В училище нам постоянно говорили о воинских подвигах русских солдат и казаков, о зверствах германцев. О том же Кузьме Крючкове. Мы знали, что есть казаки донские, кубанские, терские, оренбургские, забайкальские, уссурийские. Нам внушали, что это самые лихие, самые смелые и храбрые воины.

 
     В Таманском казачьем училище я пробыл полтора года. От коклюша давно не осталось никаких следов, и отец с матерью увезли меня домой. Учиться я продолжал в том самом высшем начальном училище, инспектором которого был мой отец.


   Об отце мне хочется еще сказать, потому что он был главным моим воспитателем и строгим, требовательным учителем.

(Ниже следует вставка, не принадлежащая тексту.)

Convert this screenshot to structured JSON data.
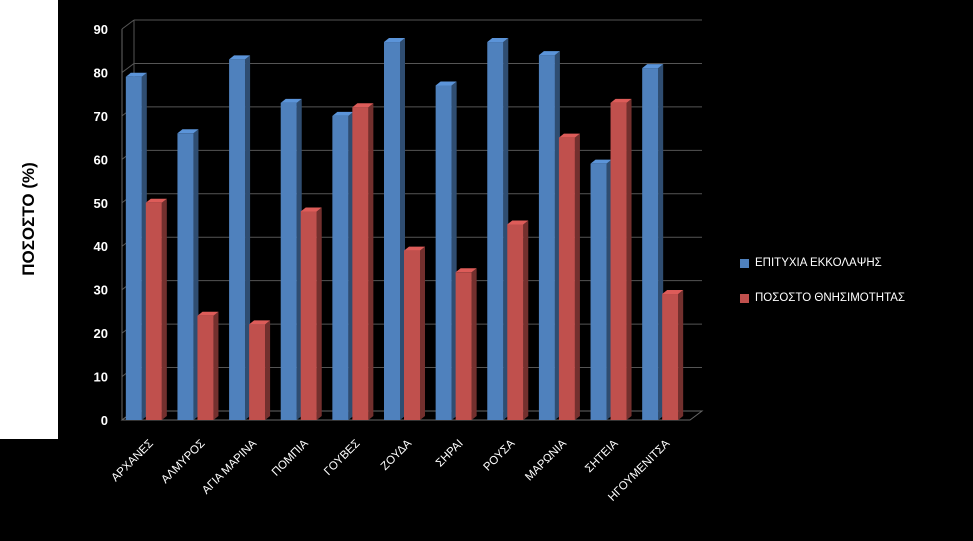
{
  "chart_data": {
    "type": "bar",
    "ylabel": "ΠΟΣΟΣΤΟ (%)",
    "xlabel": "",
    "ylim": [
      0,
      90
    ],
    "yticks": [
      0,
      10,
      20,
      30,
      40,
      50,
      60,
      70,
      80,
      90
    ],
    "grid": true,
    "legend_position": "right",
    "categories": [
      "ΑΡΧΑΝΕΣ",
      "ΑΛΜΥΡΟΣ",
      "ΑΓΙΑ ΜΑΡΙΝΑ",
      "ΠΟΜΠΙΑ",
      "ΓΟΥΒΕΣ",
      "ΖΟΥΔΑ",
      "ΣΗΡΑΙ",
      "ΡΟΥΣΑ",
      "ΜΑΡΩΝΙΑ",
      "ΣΗΤΕΙΑ",
      "ΗΓΟΥΜΕΝΙΤΣΑ"
    ],
    "series": [
      {
        "name": "ΕΠΙΤΥΧΙΑ ΕΚΚΟΛΑΨΗΣ",
        "color": "#4f81bd",
        "values": [
          79,
          66,
          83,
          73,
          70,
          87,
          77,
          87,
          84,
          59,
          81
        ]
      },
      {
        "name": "ΠΟΣΟΣΤΟ ΘΝΗΣΙΜΟΤΗΤΑΣ",
        "color": "#c0504d",
        "values": [
          50,
          24,
          22,
          48,
          72,
          39,
          34,
          45,
          65,
          73,
          29
        ]
      }
    ]
  }
}
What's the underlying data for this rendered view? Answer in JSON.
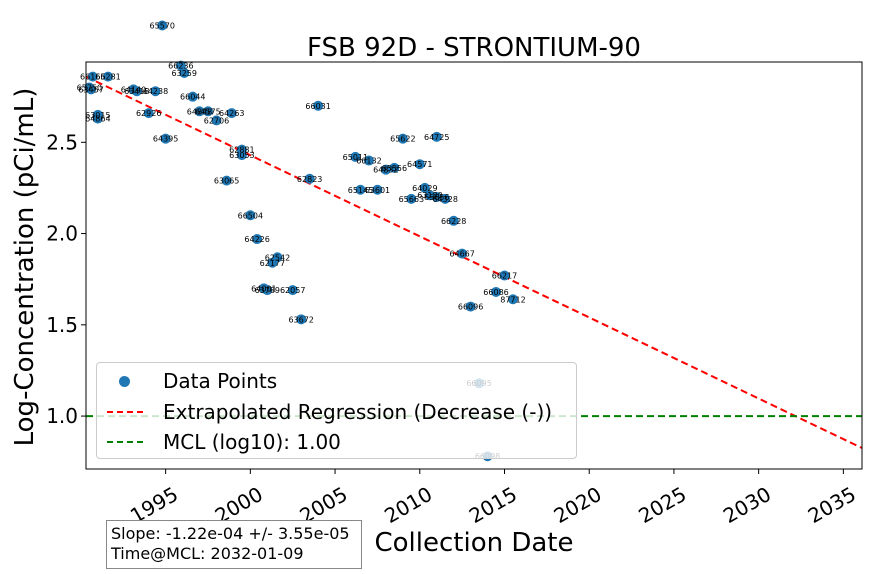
{
  "chart_data": {
    "type": "scatter",
    "title": "FSB 92D - STRONTIUM-90",
    "xlabel": "Collection Date",
    "ylabel": "Log-Concentration (pCi/mL)",
    "xlim": [
      1990.3,
      2036.1
    ],
    "ylim": [
      0.71,
      2.94
    ],
    "x_ticks": [
      1995,
      2000,
      2005,
      2010,
      2015,
      2020,
      2025,
      2030,
      2035
    ],
    "y_ticks": [
      1.0,
      1.5,
      2.0,
      2.5
    ],
    "y_tick_labels": [
      "1.0",
      "1.5",
      "2.0",
      "2.5"
    ],
    "grid": false,
    "legend_position": "lower-left",
    "colors": {
      "points": "#1f77b4",
      "regression": "#ff0000",
      "mcl": "#008000"
    },
    "series": [
      {
        "name": "Data Points",
        "points": [
          {
            "x": 1990.5,
            "y": 2.8,
            "label": "65750"
          },
          {
            "x": 1990.6,
            "y": 2.79,
            "label": "63457"
          },
          {
            "x": 1990.7,
            "y": 2.86,
            "label": "66165"
          },
          {
            "x": 1991.0,
            "y": 2.65,
            "label": "63015"
          },
          {
            "x": 1991.0,
            "y": 2.63,
            "label": "64864"
          },
          {
            "x": 1991.6,
            "y": 2.86,
            "label": "66281"
          },
          {
            "x": 1993.1,
            "y": 2.79,
            "label": "64140"
          },
          {
            "x": 1993.3,
            "y": 2.78,
            "label": "63418"
          },
          {
            "x": 1994.0,
            "y": 2.66,
            "label": "62926"
          },
          {
            "x": 1994.4,
            "y": 2.78,
            "label": "64238"
          },
          {
            "x": 1994.8,
            "y": 3.14,
            "label": "65570"
          },
          {
            "x": 1995.0,
            "y": 2.52,
            "label": "64395"
          },
          {
            "x": 1995.9,
            "y": 2.92,
            "label": "66236"
          },
          {
            "x": 1996.1,
            "y": 2.88,
            "label": "63259"
          },
          {
            "x": 1996.6,
            "y": 2.75,
            "label": "66044"
          },
          {
            "x": 1997.0,
            "y": 2.67,
            "label": "64848"
          },
          {
            "x": 1997.5,
            "y": 2.67,
            "label": "64575"
          },
          {
            "x": 1998.0,
            "y": 2.62,
            "label": "62706"
          },
          {
            "x": 1998.6,
            "y": 2.29,
            "label": "63065"
          },
          {
            "x": 1998.9,
            "y": 2.66,
            "label": "64263"
          },
          {
            "x": 1999.5,
            "y": 2.46,
            "label": "62881"
          },
          {
            "x": 1999.5,
            "y": 2.43,
            "label": "63053"
          },
          {
            "x": 2000.0,
            "y": 2.1,
            "label": "66504"
          },
          {
            "x": 2000.4,
            "y": 1.97,
            "label": "64226"
          },
          {
            "x": 2000.8,
            "y": 1.7,
            "label": "64001"
          },
          {
            "x": 2001.0,
            "y": 1.69,
            "label": "63789"
          },
          {
            "x": 2001.3,
            "y": 1.84,
            "label": "62177"
          },
          {
            "x": 2001.6,
            "y": 1.87,
            "label": "62542"
          },
          {
            "x": 2002.5,
            "y": 1.69,
            "label": "62057"
          },
          {
            "x": 2003.0,
            "y": 1.53,
            "label": "63672"
          },
          {
            "x": 2003.5,
            "y": 2.3,
            "label": "62823"
          },
          {
            "x": 2004.0,
            "y": 2.7,
            "label": "66031"
          },
          {
            "x": 2006.2,
            "y": 2.42,
            "label": "65011"
          },
          {
            "x": 2006.5,
            "y": 2.24,
            "label": "65145"
          },
          {
            "x": 2007.0,
            "y": 2.4,
            "label": "66132"
          },
          {
            "x": 2007.5,
            "y": 2.24,
            "label": "63601"
          },
          {
            "x": 2008.0,
            "y": 2.35,
            "label": "64832"
          },
          {
            "x": 2008.5,
            "y": 2.36,
            "label": "65556"
          },
          {
            "x": 2009.0,
            "y": 2.52,
            "label": "65622"
          },
          {
            "x": 2009.5,
            "y": 2.19,
            "label": "65663"
          },
          {
            "x": 2010.0,
            "y": 2.38,
            "label": "64571"
          },
          {
            "x": 2010.3,
            "y": 2.25,
            "label": "64029"
          },
          {
            "x": 2010.6,
            "y": 2.21,
            "label": "63180"
          },
          {
            "x": 2011.0,
            "y": 2.2,
            "label": "65656"
          },
          {
            "x": 2011.0,
            "y": 2.53,
            "label": "64725"
          },
          {
            "x": 2011.5,
            "y": 2.19,
            "label": "64328"
          },
          {
            "x": 2012.0,
            "y": 2.07,
            "label": "66228"
          },
          {
            "x": 2012.5,
            "y": 1.89,
            "label": "64667"
          },
          {
            "x": 2013.0,
            "y": 1.6,
            "label": "66096"
          },
          {
            "x": 2013.5,
            "y": 1.18,
            "label": "66095"
          },
          {
            "x": 2014.0,
            "y": 0.78,
            "label": "66098"
          },
          {
            "x": 2014.5,
            "y": 1.68,
            "label": "66086"
          },
          {
            "x": 2015.0,
            "y": 1.77,
            "label": "66217"
          },
          {
            "x": 2015.5,
            "y": 1.64,
            "label": "87712"
          }
        ]
      },
      {
        "name": "Extrapolated Regression (Decrease (-))",
        "line": {
          "x": [
            1990.3,
            2036.1
          ],
          "y": [
            2.86,
            0.825
          ]
        }
      },
      {
        "name": "MCL (log10): 1.00",
        "hline": 1.0
      }
    ],
    "annotations": {
      "slope": "Slope: -1.22e-04 +/- 3.55e-05",
      "time_at_mcl": "Time@MCL: 2032-01-09"
    }
  }
}
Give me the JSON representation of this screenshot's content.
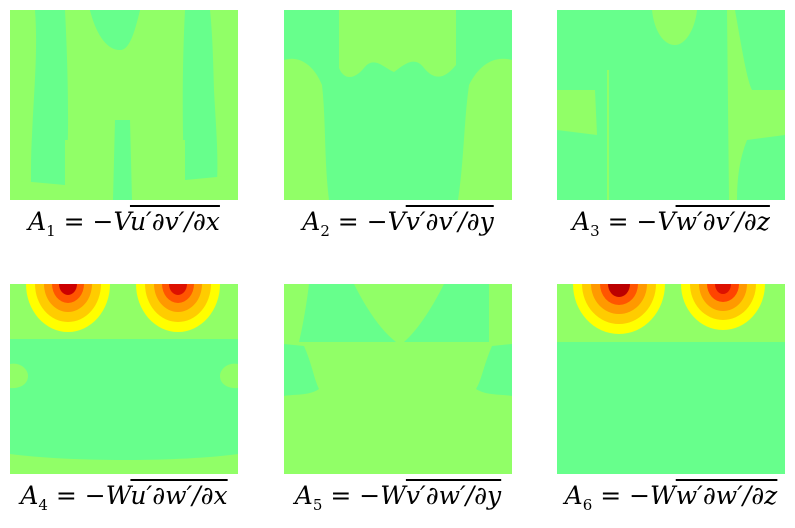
{
  "colors": {
    "base_green": "#67ff8c",
    "light_green": "#91ff67",
    "yellow": "#ffff00",
    "orange": "#ff9900",
    "red": "#ff2200",
    "dark_red": "#bb0000"
  },
  "panels": [
    {
      "var": "A",
      "sub": "1",
      "eq": " = −",
      "coef": "V",
      "bar": "u′∂v′/∂x"
    },
    {
      "var": "A",
      "sub": "2",
      "eq": " = −",
      "coef": "V",
      "bar": "v′∂v′/∂y"
    },
    {
      "var": "A",
      "sub": "3",
      "eq": " = −",
      "coef": "V",
      "bar": "w′∂v′/∂z"
    },
    {
      "var": "A",
      "sub": "4",
      "eq": " = −",
      "coef": "W",
      "bar": "u′∂w′/∂x"
    },
    {
      "var": "A",
      "sub": "5",
      "eq": " = −",
      "coef": "W",
      "bar": "v′∂w′/∂y"
    },
    {
      "var": "A",
      "sub": "6",
      "eq": " = −",
      "coef": "W",
      "bar": "w′∂w′/∂z"
    }
  ]
}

Наряду с математикой, он очень любил музыку, литературу, в школах организовывал хорошие ученические хоры и сам иногда пробовал писать стихи и песни, что, впрочем, ему не всегда удавалось. Ни в каких армиях он никогда не служил, оставаясь всю жизнь сугубо гражданским человеком. Потому, видимо, и к моему пребыванию в Таманском казачьем училище отец относился насмешливо, поругивал деда и при первой возможности забрал меня из «солдафонского окружения», как он объяснил матери.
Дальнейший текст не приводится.